Le casse della Regione Campania incassano un tesoretto da oltre 3 milioni di euro grazie a una complessa indagine contabile che ha fatto luce su un’evasione sistematica nei principali scali portuali del territorio.
L’operazione, coordinata dai Vice Procuratori Generali Gianluca Braghó e Davide Vitale della Procura Regionale della Corte dei conti e condotta dal Nucleo di Polizia Economico-Finanziaria e dal Reparto Aeronavale della Guardia di Finanza di Napoli, ha svelato come la totalità degli operatori economici attivi nei porti di Napoli, Salerno e Castellammare di Stabia non versasse l’addizionale regionale sui canoni demaniali.

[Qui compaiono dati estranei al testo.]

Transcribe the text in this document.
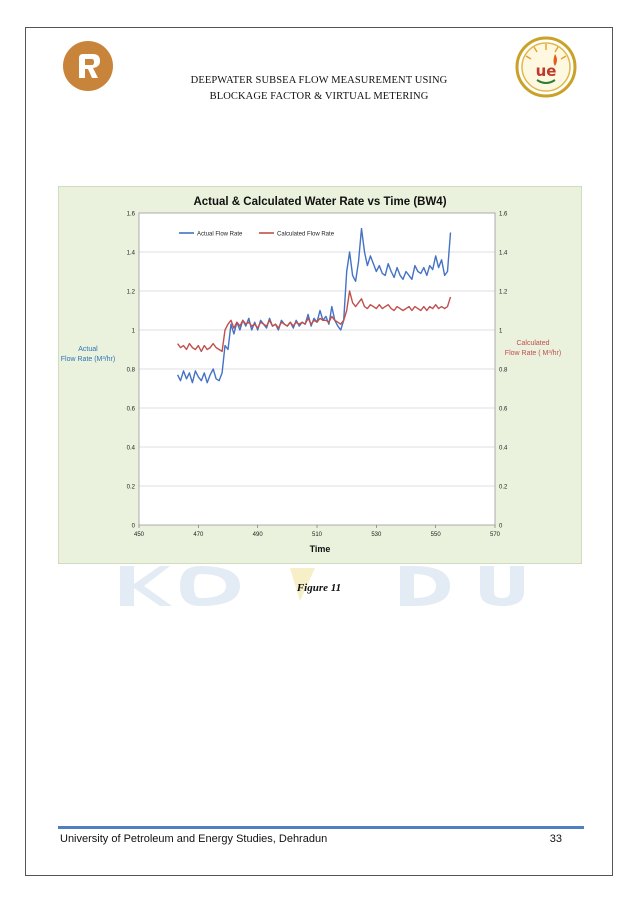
ue
DEEPWATER SUBSEA FLOW MEASUREMENT USING
BLOCKAGE FACTOR & VIRTUAL METERING
Actual & Calculated Water Rate vs Time (BW4)
Time
Actual
Flow Rate (M³/hr)
Calculated
Flow Rate ( M³/hr)
0	0
0.2	0.2
0.4	0.4
0.6	0.6
0.8	0.8
1	1
1.2	1.2
1.4	1.4
1.6	1.6
450	470	490	510	530	550	570
Actual Flow Rate	Calculated Flow Rate
Figure 11
University of Petroleum and Energy Studies, Dehradun	33
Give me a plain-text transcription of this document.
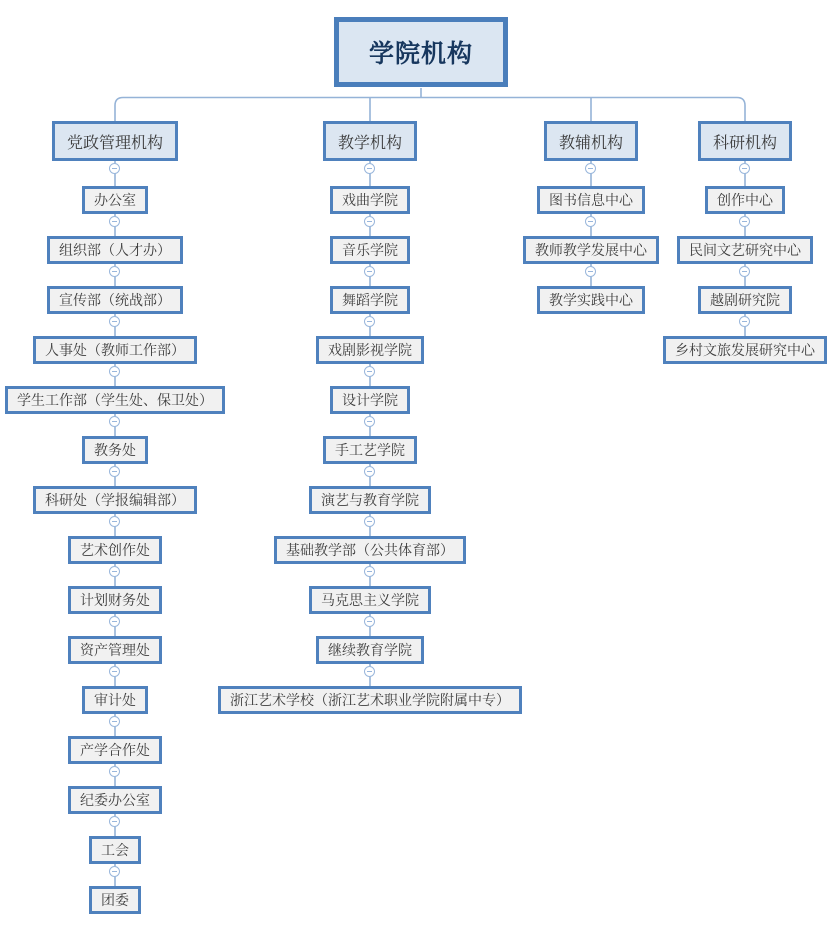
学院机构
党政管理机构	教学机构	教辅机构	科研机构
办公室
组织部（人才办）
宣传部（统战部）
人事处（教师工作部）
学生工作部（学生处、保卫处）
教务处
科研处（学报编辑部）
艺术创作处
计划财务处
资产管理处
审计处
产学合作处
纪委办公室
工会
团委
戏曲学院
音乐学院
舞蹈学院
戏剧影视学院
设计学院
手工艺学院
演艺与教育学院
基础教学部（公共体育部）
马克思主义学院
继续教育学院
浙江艺术学校（浙江艺术职业学院附属中专）
图书信息中心
教师教学发展中心
教学实践中心
创作中心
民间文艺研究中心
越剧研究院
乡村文旅发展研究中心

Al centro del caso un’erronea interpretazione normativa che durava da decenni. Basandosi su un presupposto poi smentito dalla Corte Costituzionale, si riteneva che l’imposta regionale (pari a una quota tra il 10% e il 25% del canone) non dovesse applicarsi alle concessioni rilasciate dall’Autorità di Sistema Portuale del Mar Tirreno Centrale.
Tale esenzione di fatto, che differenziava ingiustamente queste concessioni da quelle comunali, è stata definitivamente superata anche grazie a una nuova legge regionale approvata nel luglio 2025.

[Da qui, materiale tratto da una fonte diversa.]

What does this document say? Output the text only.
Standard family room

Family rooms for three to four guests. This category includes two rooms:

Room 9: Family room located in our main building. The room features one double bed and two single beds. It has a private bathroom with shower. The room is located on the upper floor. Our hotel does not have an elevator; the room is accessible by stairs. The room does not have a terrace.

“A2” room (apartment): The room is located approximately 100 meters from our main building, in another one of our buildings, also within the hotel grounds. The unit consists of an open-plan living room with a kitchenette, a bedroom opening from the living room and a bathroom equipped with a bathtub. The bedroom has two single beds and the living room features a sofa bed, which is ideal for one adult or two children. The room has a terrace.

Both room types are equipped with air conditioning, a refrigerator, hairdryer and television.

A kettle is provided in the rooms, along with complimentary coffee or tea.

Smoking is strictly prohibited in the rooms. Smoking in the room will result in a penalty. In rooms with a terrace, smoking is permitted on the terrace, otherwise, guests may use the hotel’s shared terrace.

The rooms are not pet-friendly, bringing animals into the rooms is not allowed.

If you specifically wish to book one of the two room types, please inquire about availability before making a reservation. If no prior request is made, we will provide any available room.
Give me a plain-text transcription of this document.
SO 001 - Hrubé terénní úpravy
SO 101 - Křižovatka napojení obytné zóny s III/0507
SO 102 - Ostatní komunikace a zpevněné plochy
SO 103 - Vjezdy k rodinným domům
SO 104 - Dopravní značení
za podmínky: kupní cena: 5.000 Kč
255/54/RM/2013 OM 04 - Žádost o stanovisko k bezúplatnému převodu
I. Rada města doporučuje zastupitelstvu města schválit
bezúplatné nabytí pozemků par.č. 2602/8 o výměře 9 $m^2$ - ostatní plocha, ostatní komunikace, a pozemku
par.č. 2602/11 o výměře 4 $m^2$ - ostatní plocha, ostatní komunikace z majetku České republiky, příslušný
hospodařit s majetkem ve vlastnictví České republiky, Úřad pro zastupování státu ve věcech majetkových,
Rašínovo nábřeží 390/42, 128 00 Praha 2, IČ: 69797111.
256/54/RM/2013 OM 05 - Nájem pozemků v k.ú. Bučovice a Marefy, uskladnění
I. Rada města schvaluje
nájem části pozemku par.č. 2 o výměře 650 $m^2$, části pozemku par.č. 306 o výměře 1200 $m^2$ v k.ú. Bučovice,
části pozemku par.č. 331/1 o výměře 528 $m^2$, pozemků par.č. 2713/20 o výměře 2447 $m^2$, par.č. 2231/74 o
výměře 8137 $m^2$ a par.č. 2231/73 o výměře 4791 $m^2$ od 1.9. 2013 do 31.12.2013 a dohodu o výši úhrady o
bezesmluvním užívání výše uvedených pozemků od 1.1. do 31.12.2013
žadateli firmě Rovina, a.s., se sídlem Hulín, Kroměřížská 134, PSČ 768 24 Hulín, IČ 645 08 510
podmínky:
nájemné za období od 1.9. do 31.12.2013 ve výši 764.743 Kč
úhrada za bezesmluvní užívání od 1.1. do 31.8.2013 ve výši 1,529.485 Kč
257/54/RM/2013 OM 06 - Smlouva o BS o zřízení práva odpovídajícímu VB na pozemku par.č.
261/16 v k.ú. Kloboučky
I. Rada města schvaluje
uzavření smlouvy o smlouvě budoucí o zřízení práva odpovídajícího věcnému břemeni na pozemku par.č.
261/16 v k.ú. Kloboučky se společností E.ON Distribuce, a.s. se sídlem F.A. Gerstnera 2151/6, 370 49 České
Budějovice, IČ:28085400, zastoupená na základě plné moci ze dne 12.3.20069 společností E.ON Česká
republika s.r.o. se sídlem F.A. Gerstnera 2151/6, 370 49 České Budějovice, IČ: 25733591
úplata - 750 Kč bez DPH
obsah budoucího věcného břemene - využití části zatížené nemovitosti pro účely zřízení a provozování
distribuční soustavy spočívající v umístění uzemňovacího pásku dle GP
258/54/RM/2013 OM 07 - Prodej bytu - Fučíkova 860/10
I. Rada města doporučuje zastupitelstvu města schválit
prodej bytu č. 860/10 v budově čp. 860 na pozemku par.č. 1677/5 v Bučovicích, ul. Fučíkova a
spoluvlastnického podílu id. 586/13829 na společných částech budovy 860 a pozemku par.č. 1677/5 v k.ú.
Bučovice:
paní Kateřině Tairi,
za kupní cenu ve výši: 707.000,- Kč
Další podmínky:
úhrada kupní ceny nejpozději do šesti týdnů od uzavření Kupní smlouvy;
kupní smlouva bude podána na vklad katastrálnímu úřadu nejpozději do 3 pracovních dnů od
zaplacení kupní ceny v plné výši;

L’impulso investigativo ha costretto l’Autorità di Sistema Portuale a correre ai ripari, inviando 422 avvisi di messa in mora ai concessionari inadempienti per recuperare le somme non versate nell’ultimo quinquennio.
L’azione legale ha generato un immediato “effetto conformativo”: le imprese coinvolte hanno iniziato a regolarizzare le proprie posizioni, permettendo alla Regione Campania di recuperare finora 3.132.507 euro. Il monitoraggio della Guardia di Finanza proseguirà per garantire che il flusso dei pagamenti diventi strutturale, sanando una falla che per anni ha sottratto risorse vitali alla collettività.